Doelstellingen van robottelescopen: diep uitgewerkte planningen maken dat elke nacht optimaal waargenomen kan worden. Er gaat geen tijd verloren. Je kan waarnemingstijd “huren”. Je kan zelf experimenten doorvoeren. Zelf opnames maken. En natuurlijk: de rekening betalen! Wie kan er gebruik van maken? Allereerst natuurlijk de professionele astronoom. Sommige waarnemingen zijn gewoon niet doenbaar en vragen om automatisatie. Ook de amateur die eens “iets “ anders wil kan gebruik maken van een professionele infrastructuur. En waren blijven wij? Eerst en vooral: bedenk dat robots ingezet worden voor taken die ze sneller, beter en efficiënter kunnen doen dan de mens. Er naast de geautomatiseerde sterrenkunde nog altijd een hele boterham overblijft voor de beroepsastronoom. Het “veldwerk”-gevoel blijft bestaan ondanks het gegeven dat zelfs  op amateurniveau robotica zijn intrede heeft gedaan. We blijven genieten van de nacht. Dank zij geautomatiseerde kijkers kunnen we op één enkele nacht:

  1. Veel meer zien.
  2. Veel meer beelden maken.
  3. Meer tijd te besteden aan intensievere waarnemingen.
  4. Dingen waarnemen die vroeger buiten ons bereik lagen.

 Robotische systemen zijn complex opgebouwd rond subsystemen. Ze kunnen zelfstandig wisselen van CCD- focuser – weerdetectie – etc. Ze opereren onder “open loop” of “closed loop”.“Open loop” wil zeggen dat de telescoop zichzelf uitricht, data verzameld zonder te verifiëren of alles IO is. Een “closed loop” garandeert een bewezen waarneming, dank zij een hele range van encoders, error-databanken, evaluaties. We bekeken verschillende instellingen die robot-tijd aanbieden, wat je kan verwachten en zelfs wat je er voor moet betalen. Tegen het einde van de presentatie kenden we het verschil tussen “geautomatiseerde” kijkers en “robotische” kijkers en weten we dat de mens (in deze als astronoom) nog steeds zijn deel voor de kiezen heeft, ook al zijn robots goedkoper en efficiënter!                                                                  

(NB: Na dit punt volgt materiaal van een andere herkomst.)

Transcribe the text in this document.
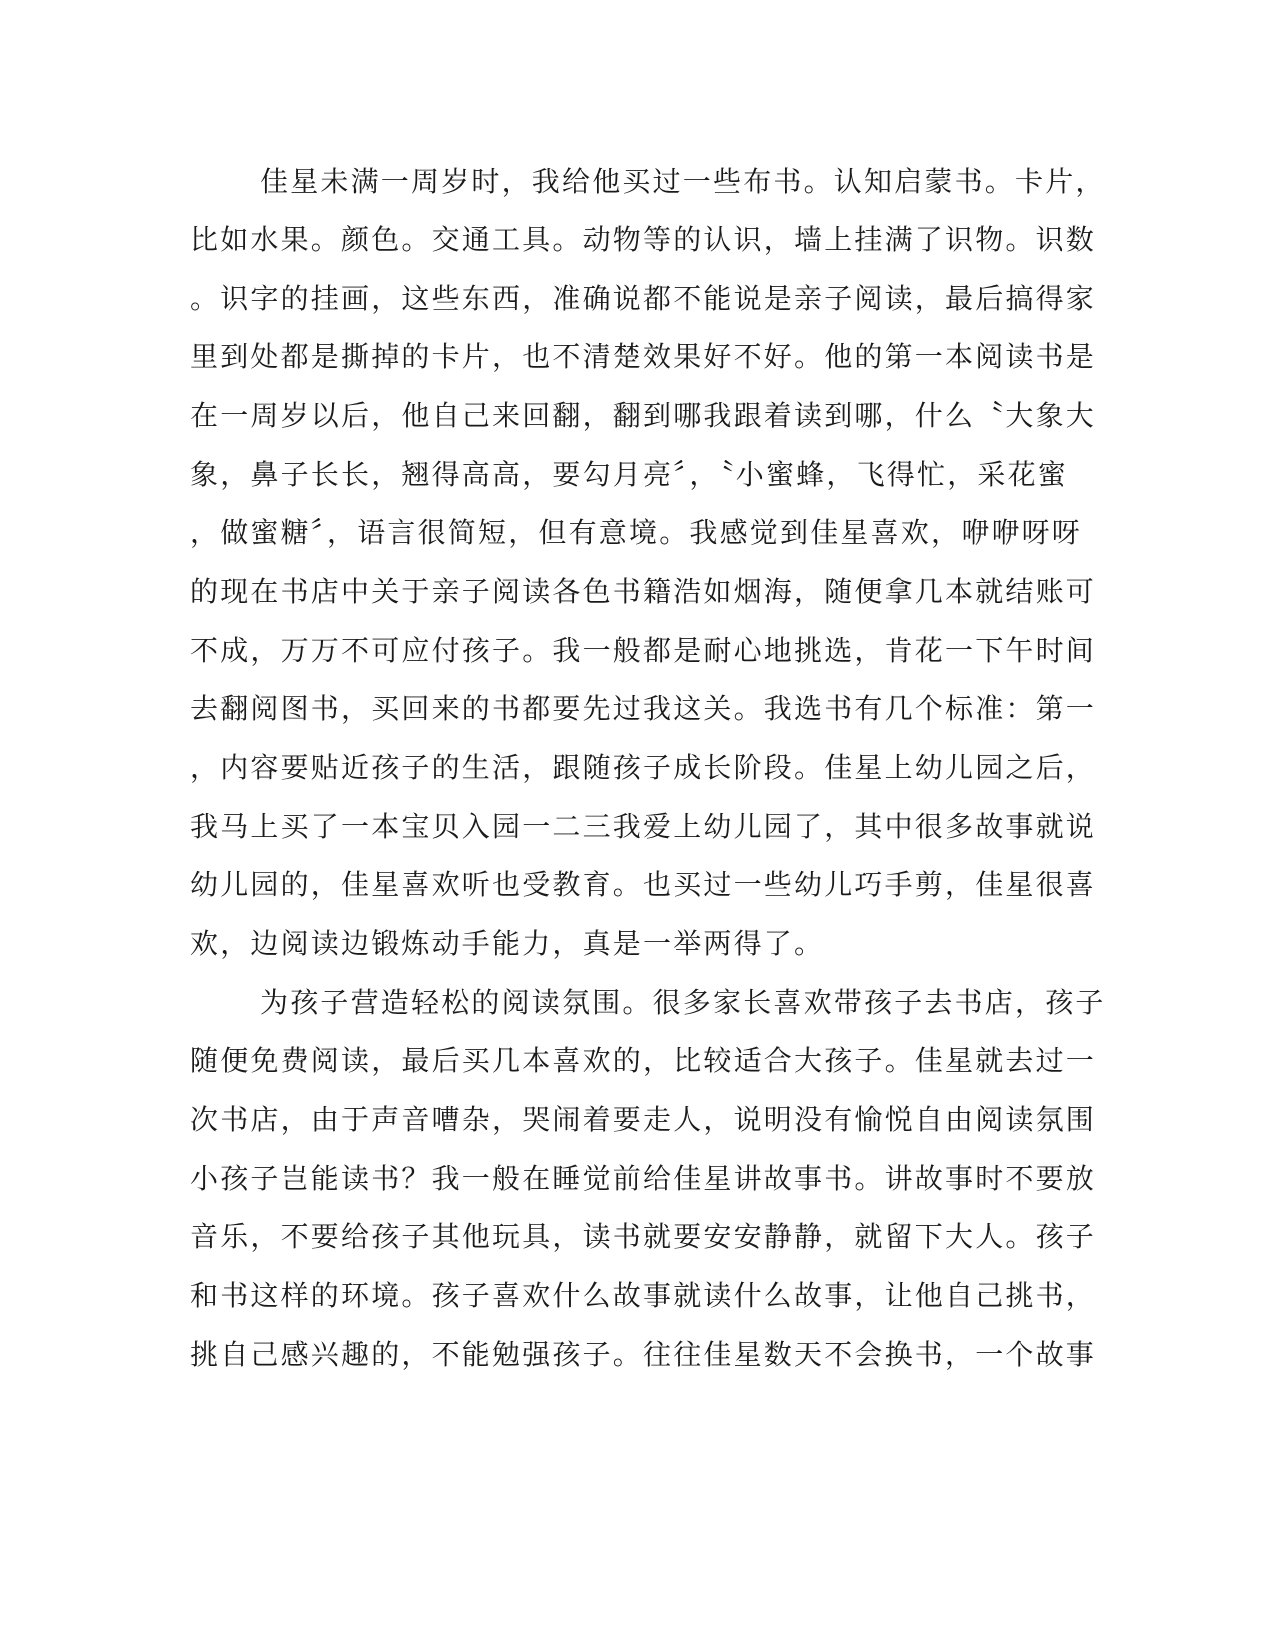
佳星未满一周岁时，我给他买过一些布书。认知启蒙书。卡片，
比如水果。颜色。交通工具。动物等的认识，墙上挂满了识物。识数
。识字的挂画，这些东西，准确说都不能说是亲子阅读，最后搞得家
里到处都是撕掉的卡片，也不清楚效果好不好。他的第一本阅读书是
在一周岁以后，他自己来回翻，翻到哪我跟着读到哪，什么〝大象大
象，鼻子长长，翘得高高，要勾月亮〞，〝小蜜蜂，飞得忙，采花蜜
，做蜜糖〞，语言很简短，但有意境。我感觉到佳星喜欢，咿咿呀呀
的现在书店中关于亲子阅读各色书籍浩如烟海，随便拿几本就结账可
不成，万万不可应付孩子。我一般都是耐心地挑选，肯花一下午时间
去翻阅图书，买回来的书都要先过我这关。我选书有几个标准：第一
，内容要贴近孩子的生活，跟随孩子成长阶段。佳星上幼儿园之后，
我马上买了一本宝贝入园一二三我爱上幼儿园了，其中很多故事就说
幼儿园的，佳星喜欢听也受教育。也买过一些幼儿巧手剪，佳星很喜
欢，边阅读边锻炼动手能力，真是一举两得了。
为孩子营造轻松的阅读氛围。很多家长喜欢带孩子去书店，孩子
随便免费阅读，最后买几本喜欢的，比较适合大孩子。佳星就去过一
次书店，由于声音嘈杂，哭闹着要走人，说明没有愉悦自由阅读氛围
小孩子岂能读书？我一般在睡觉前给佳星讲故事书。讲故事时不要放
音乐，不要给孩子其他玩具，读书就要安安静静，就留下大人。孩子
和书这样的环境。孩子喜欢什么故事就读什么故事，让他自己挑书，
挑自己感兴趣的，不能勉强孩子。往往佳星数天不会换书，一个故事
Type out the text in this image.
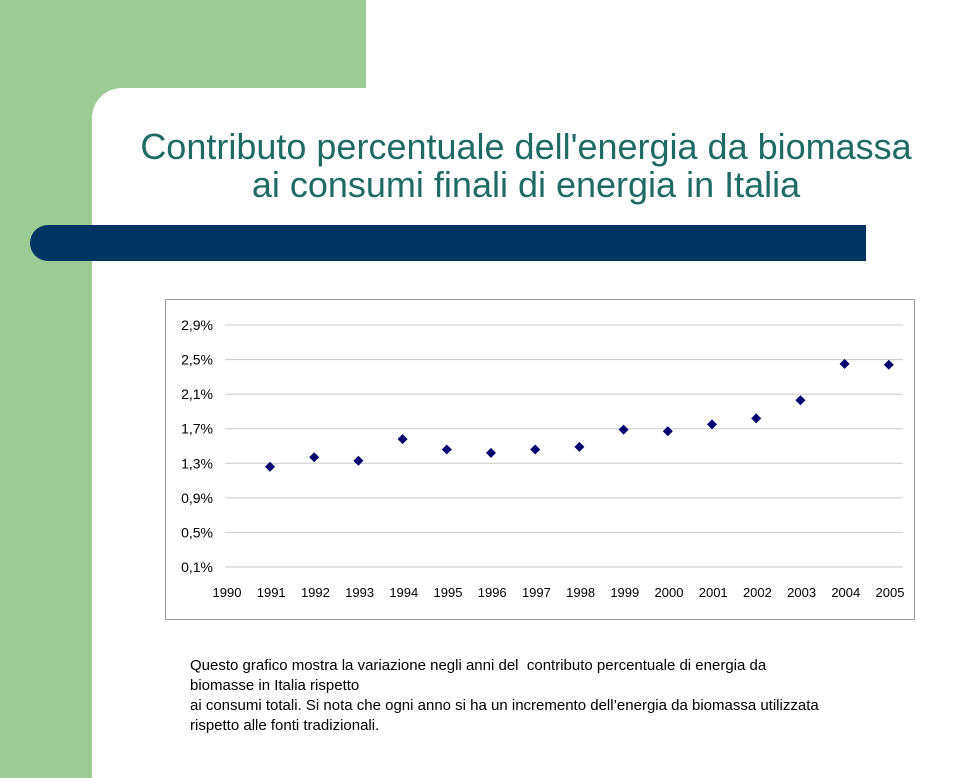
Contributo percentuale dell'energia da biomassa
ai consumi finali di energia in Italia
2,9%
2,5%
2,1%
1,7%
1,3%
0,9%
0,5%
0,1%
1990 1991 1992 1993 1994 1995 1996 1997 1998 1999 2000 2001 2002 2003 2004 2005
Questo grafico mostra la variazione negli anni del  contributo percentuale di energia da
biomasse in Italia rispetto
ai consumi totali. Si nota che ogni anno si ha un incremento dell’energia da biomassa utilizzata
rispetto alle fonti tradizionali.
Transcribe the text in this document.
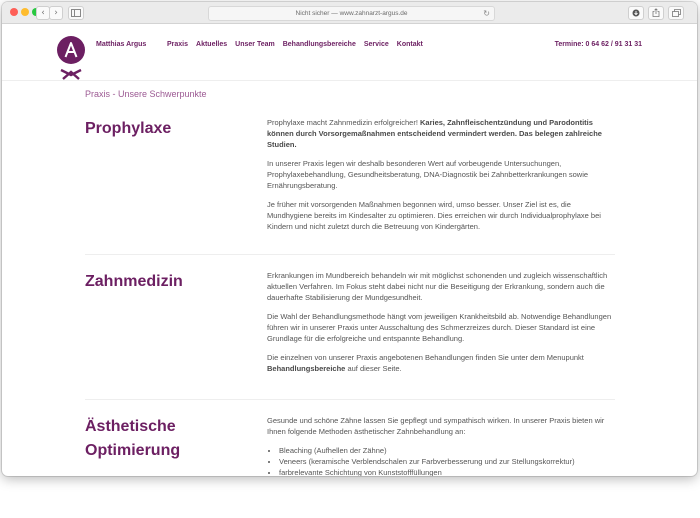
‹	›	Nicht sicher — www.zahnarzt-argus.de	↻
Matthias Argus	Praxis Aktuelles Unser Team Behandlungsbereiche Service Kontakt	Termine: 0 64 62 / 91 31 31
Praxis - Unsere Schwerpunkte
Prophylaxe	Prophylaxe macht Zahnmedizin erfolgreicher! Karies, Zahnfleischentzündung und Parodontitis können durch Vorsorgemaßnahmen entscheidend vermindert werden. Das belegen zahlreiche Studien.

In unserer Praxis legen wir deshalb besonderen Wert auf vorbeugende Untersuchungen, Prophylaxebehandlung, Gesundheitsberatung, DNA-Diagnostik bei Zahnbetterkrankungen sowie Ernährungsberatung.

Je früher mit vorsorgenden Maßnahmen begonnen wird, umso besser. Unser Ziel ist es, die Mundhygiene bereits im Kindesalter zu optimieren. Dies erreichen wir durch Individualprophylaxe bei Kindern und nicht zuletzt durch die Betreuung von Kindergärten.

Zahnmedizin	Erkrankungen im Mundbereich behandeln wir mit möglichst schonenden und zugleich wissenschaftlich aktuellen Verfahren. Im Fokus steht dabei nicht nur die Beseitigung der Erkrankung, sondern auch die dauerhafte Stabilisierung der Mundgesundheit.

Die Wahl der Behandlungsmethode hängt vom jeweiligen Krankheitsbild ab. Notwendige Behandlungen führen wir in unserer Praxis unter Ausschaltung des Schmerzreizes durch. Dieser Standard ist eine Grundlage für die erfolgreiche und entspannte Behandlung.

Die einzelnen von unserer Praxis angebotenen Behandlungen finden Sie unter dem Menupunkt Behandlungsbereiche auf dieser Seite.

Ästhetische Optimierung

Gesunde und schöne Zähne lassen Sie gepflegt und sympathisch wirken. In unserer Praxis bieten wir Ihnen folgende Methoden ästhetischer Zahnbehandlung an:

• Bleaching (Aufhellen der Zähne)
• Veneers (keramische Verblendschalen zur Farbverbesserung und zur Stellungskorrektur)
• farbrelevante Schichtung von Kunststofffüllungen
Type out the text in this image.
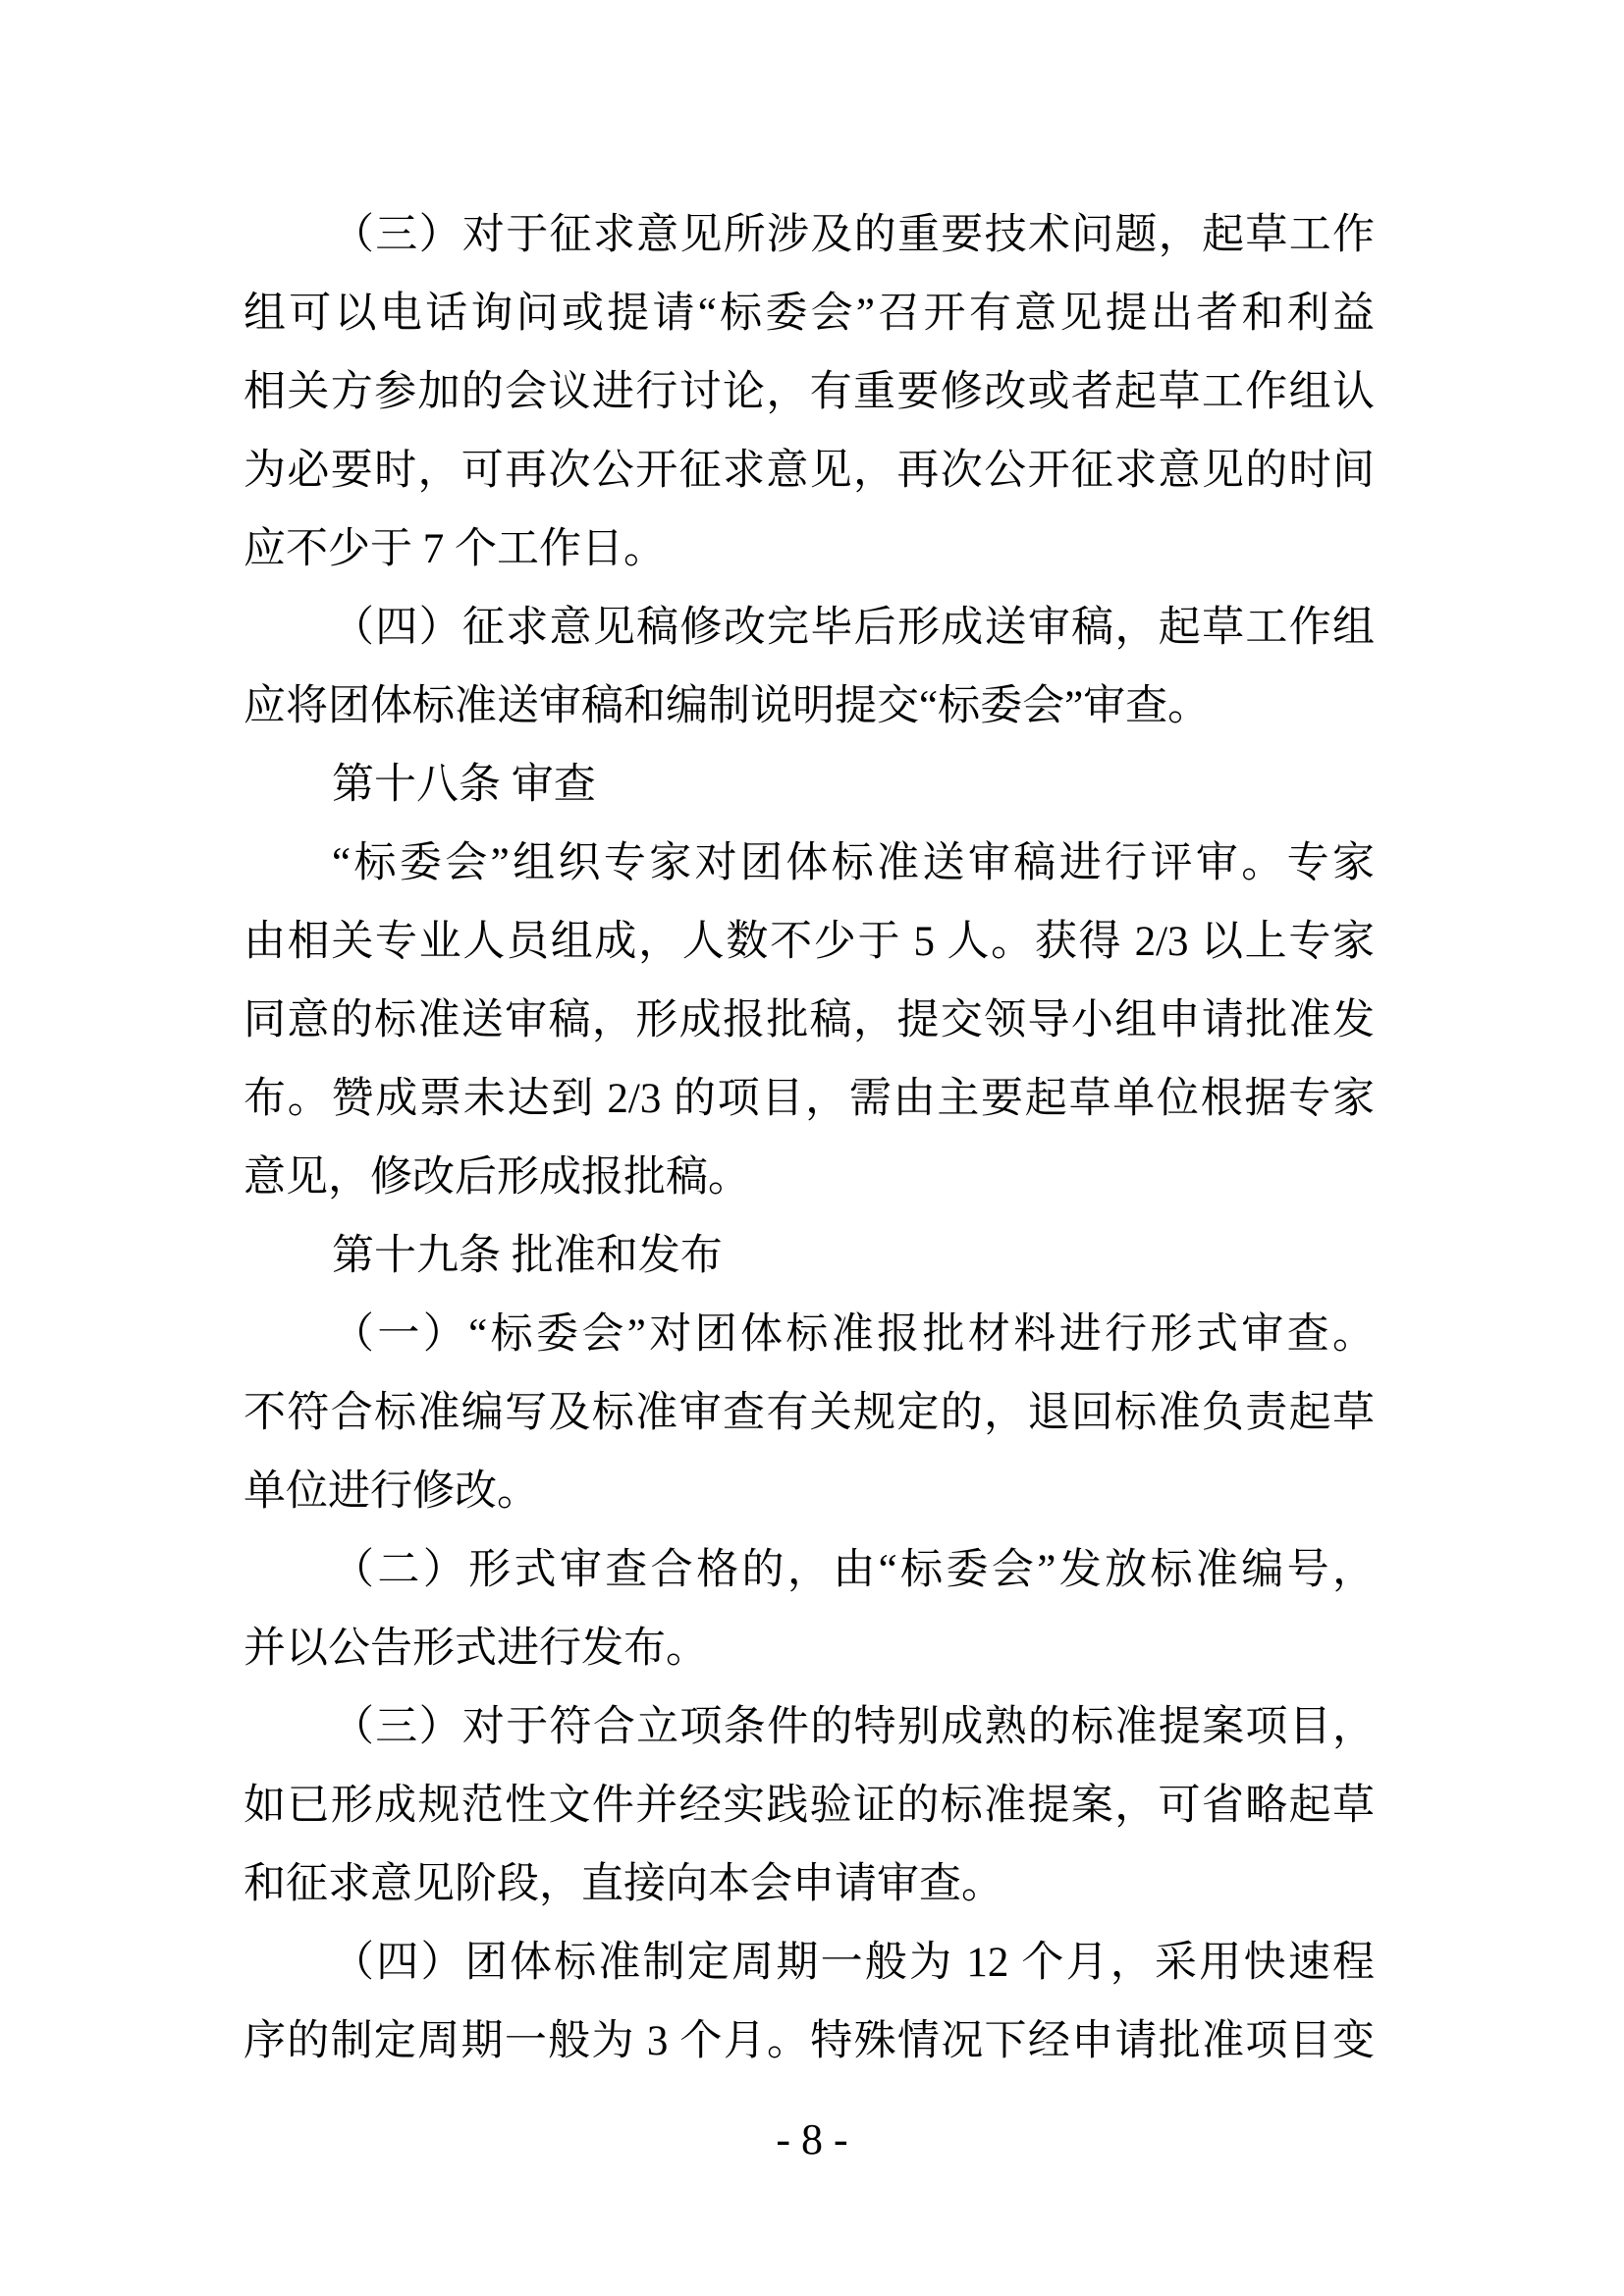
（三）对于征求意见所涉及的重要技术问题，起草工作
组可以电话询问或提请“标委会”召开有意见提出者和利益
相关方参加的会议进行讨论，有重要修改或者起草工作组认
为必要时，可再次公开征求意见，再次公开征求意见的时间
应不少于 7 个工作日。
（四）征求意见稿修改完毕后形成送审稿，起草工作组
应将团体标准送审稿和编制说明提交“标委会”审查。
第十八条 审查
“标委会”组织专家对团体标准送审稿进行评审。专家
由相关专业人员组成，人数不少于 5 人。获得 2/3 以上专家
同意的标准送审稿，形成报批稿，提交领导小组申请批准发
布。赞成票未达到 2/3 的项目，需由主要起草单位根据专家
意见，修改后形成报批稿。
第十九条 批准和发布
（一）“标委会”对团体标准报批材料进行形式审查。
不符合标准编写及标准审查有关规定的，退回标准负责起草
单位进行修改。
（二）形式审查合格的，由“标委会”发放标准编号，
并以公告形式进行发布。
（三）对于符合立项条件的特别成熟的标准提案项目，
如已形成规范性文件并经实践验证的标准提案，可省略起草
和征求意见阶段，直接向本会申请审查。
（四）团体标准制定周期一般为 12 个月，采用快速程
序的制定周期一般为 3 个月。特殊情况下经申请批准项目变
- 8 -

Verslag van de kijkavond 27 januari 2012:

Ondanks het feit dat de weerberichten regen voorspelden voor de late nacht, ondanks het feit dat het nog net niet aan het vriezen was, het was veelbelovend. Jo was als eerste aangekomen en belde om te informeren of er nog beweging te verwachten was. En ja……er was beweging!  Dirk was als eerste paraat met zijn kijker. Dirk is sinds kort de trotse eigenaar van een 20 cm Newton op een Dobson-montering. Er werd het één en andere uitgelijnd en uitgelegd en daarna gekeken naar de maan, naar de Orionnevel en andere objecten. Dirk had een totaal uitgedachte opstelling in het veld. De kijker netjes op een grondplaat, een petieter met zijn laptop waarop Stellarium liep. Heel didactisch en zeker een hulp bij het vinden van objecten.   We kregen van Dirk een demonstratie over de manier hoe deze kijker zich laat sturen. Het blijkt dat elke kijker zijn eigen eigenschappen heeft en dat de basisprincipes omzeggens gelijk zijn, maar de sturing toch anders kan zijn.Lambert arriveerde later op de avond en net na zijn aankomst betrok de hemel. Het zou voor de verdere avond niet meer helemaal open trekken. Voortdurende sluiers van bewolking maakten dat beslist werd de Cassegrain niet op te stellen. Het zou niet veel opleveren.  Voortgaand op de woorden van Paul; “ ’t was niet lang, maar ik vind deze kijkavond toch geslaagd!” concluderen we dat het toch goed was. Wel jammer dat de voorspelde winterprik pas over enkele dagen zijn intrede doet. Nog heel even en dan………. Kunnen we knallen!              Dank aan Dirk en alle aanwezigen.